We are in what's known as a jagged frontier. So, LLMs are really good at certain tasks and really bad at others, even though that they're seemingly difficult tasks. But they're also really good and bad in seemingly simple tasks, like counting.

And I just saw the questions, like, yes, these tools, they all work with local LLMs. You can totally do them with a LLM model. I believe you, if you are using with these LLM models, it is made a little bit easier through chatlas, but you can also directly convert these objects into the Inspect AI format on your own as well.
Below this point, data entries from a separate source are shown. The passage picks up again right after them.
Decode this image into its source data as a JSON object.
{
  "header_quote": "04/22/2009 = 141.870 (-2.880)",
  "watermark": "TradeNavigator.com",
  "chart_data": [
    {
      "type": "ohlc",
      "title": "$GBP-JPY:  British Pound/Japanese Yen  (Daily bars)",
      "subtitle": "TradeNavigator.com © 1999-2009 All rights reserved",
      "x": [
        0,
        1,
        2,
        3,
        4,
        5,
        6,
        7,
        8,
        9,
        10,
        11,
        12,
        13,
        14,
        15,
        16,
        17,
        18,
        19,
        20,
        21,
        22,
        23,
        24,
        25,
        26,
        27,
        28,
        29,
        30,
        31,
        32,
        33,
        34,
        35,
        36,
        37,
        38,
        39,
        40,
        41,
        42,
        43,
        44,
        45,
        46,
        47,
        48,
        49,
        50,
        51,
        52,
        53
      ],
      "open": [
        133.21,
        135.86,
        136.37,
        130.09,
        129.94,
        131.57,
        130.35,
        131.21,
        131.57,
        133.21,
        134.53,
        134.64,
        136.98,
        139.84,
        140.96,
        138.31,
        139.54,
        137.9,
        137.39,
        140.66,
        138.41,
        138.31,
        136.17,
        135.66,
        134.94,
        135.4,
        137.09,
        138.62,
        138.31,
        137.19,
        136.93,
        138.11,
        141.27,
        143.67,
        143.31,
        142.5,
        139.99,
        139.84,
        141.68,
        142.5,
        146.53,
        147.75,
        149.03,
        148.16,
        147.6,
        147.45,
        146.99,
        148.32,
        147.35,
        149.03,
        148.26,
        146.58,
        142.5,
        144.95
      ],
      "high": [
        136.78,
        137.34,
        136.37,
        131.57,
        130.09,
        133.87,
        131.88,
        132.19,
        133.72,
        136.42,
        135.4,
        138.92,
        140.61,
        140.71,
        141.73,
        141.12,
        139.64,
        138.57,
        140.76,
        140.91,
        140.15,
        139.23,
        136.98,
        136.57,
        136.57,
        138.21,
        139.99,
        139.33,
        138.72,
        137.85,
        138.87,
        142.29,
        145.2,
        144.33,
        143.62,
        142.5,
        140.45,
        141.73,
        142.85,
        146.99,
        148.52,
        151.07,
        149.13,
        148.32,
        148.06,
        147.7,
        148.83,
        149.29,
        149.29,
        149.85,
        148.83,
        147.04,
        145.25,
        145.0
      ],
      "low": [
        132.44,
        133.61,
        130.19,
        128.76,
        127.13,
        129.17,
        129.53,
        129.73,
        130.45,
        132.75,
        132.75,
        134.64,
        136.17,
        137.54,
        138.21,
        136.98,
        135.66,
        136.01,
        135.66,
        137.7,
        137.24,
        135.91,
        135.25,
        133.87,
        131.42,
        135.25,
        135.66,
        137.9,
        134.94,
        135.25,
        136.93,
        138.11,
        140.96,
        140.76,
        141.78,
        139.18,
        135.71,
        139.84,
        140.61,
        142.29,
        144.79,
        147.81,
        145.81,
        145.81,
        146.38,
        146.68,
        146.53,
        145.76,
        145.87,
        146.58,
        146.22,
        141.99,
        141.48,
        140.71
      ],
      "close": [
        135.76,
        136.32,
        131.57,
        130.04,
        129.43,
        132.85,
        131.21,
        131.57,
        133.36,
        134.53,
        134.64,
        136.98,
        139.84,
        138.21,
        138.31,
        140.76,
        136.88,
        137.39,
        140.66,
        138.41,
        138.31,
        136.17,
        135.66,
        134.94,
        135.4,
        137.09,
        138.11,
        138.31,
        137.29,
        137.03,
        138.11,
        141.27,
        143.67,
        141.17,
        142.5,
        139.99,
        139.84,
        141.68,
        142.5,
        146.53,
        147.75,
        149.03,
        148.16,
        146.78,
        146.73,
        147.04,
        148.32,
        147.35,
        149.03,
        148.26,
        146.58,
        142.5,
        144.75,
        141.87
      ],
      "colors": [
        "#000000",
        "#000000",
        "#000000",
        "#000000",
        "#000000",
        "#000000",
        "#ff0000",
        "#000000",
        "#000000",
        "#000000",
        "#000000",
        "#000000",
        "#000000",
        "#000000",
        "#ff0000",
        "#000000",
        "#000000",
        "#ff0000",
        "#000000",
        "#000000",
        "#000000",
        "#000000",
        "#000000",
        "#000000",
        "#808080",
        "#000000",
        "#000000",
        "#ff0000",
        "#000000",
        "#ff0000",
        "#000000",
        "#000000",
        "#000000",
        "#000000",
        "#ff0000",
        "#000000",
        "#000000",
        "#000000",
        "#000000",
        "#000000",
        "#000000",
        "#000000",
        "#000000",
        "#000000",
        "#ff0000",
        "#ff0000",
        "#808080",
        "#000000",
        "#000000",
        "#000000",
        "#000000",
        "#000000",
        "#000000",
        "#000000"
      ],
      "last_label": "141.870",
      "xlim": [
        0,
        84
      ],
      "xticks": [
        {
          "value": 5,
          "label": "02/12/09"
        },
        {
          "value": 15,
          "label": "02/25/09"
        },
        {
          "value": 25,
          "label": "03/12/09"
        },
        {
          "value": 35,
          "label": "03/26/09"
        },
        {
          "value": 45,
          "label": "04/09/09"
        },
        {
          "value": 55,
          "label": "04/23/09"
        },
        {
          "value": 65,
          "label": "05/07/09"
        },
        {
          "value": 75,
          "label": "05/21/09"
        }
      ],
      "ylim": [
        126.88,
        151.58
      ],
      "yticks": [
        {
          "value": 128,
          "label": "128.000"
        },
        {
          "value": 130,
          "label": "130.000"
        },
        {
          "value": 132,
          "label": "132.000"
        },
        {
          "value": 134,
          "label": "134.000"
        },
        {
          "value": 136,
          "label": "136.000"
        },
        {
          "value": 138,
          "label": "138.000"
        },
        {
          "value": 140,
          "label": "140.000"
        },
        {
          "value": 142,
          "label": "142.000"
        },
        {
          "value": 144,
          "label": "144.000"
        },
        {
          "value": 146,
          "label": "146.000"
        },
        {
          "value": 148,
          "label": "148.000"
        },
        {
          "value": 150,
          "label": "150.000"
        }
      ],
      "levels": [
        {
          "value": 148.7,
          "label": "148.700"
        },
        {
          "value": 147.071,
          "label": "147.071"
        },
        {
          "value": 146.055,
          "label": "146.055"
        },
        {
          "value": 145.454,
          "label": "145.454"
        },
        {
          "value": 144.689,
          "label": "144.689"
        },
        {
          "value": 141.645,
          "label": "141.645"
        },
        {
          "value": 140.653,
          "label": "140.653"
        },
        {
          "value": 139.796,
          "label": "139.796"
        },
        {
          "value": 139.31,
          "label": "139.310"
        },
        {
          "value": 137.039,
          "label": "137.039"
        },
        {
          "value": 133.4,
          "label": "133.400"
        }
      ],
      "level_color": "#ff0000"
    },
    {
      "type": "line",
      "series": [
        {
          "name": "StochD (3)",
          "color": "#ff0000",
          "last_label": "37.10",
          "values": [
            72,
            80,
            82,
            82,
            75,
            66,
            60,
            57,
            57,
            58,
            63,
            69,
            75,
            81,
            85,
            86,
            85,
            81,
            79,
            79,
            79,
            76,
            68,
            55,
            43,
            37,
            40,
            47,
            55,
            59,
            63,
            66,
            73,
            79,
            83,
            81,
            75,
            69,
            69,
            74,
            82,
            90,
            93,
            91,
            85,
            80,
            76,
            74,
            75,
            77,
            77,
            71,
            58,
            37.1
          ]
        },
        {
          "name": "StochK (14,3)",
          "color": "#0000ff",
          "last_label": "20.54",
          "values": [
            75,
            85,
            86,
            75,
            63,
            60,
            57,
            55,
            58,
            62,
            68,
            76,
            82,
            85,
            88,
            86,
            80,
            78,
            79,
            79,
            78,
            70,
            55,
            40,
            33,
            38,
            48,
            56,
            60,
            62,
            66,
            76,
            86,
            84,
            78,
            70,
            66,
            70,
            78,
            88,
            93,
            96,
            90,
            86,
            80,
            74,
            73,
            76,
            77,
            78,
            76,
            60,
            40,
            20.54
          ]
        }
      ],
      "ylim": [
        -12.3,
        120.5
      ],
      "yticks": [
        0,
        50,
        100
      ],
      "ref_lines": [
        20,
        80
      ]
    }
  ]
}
But yeah. So, thank you so much. There's the link to my talk. You can find me on Discord. If you want to run some of the dashboard examples, they're all in this repository here. And if you find me on Discord, I can go and give you a Anthropic and OpenAI API key, and you can actually try these on something that's not you can actually run these examples that's not on a local LLM as well.

Yeah. And I would also add from one of the questions is everything I presented, we are at PyData, so most of it are actual Python examples. But if you also work in data science, you can pretty much the examples that I've just shown, there is a parity version in R as well. And that's all through Elmer.

Daniel, that was a great talk. Yeah, thank you. That was a lot of fun to co-host.

Yeah, yeah. Thanks for co-hosting. Yeah. Everything went smoothly. We have another minute if anyone has another question. Otherwise, I think, yeah, we have to we're just rolling off to the next.

All right. But yeah, message me on Discord if you want an API key, and I'll see you throughout the conference the next couple of days and hours. Cool. Thank you, everyone.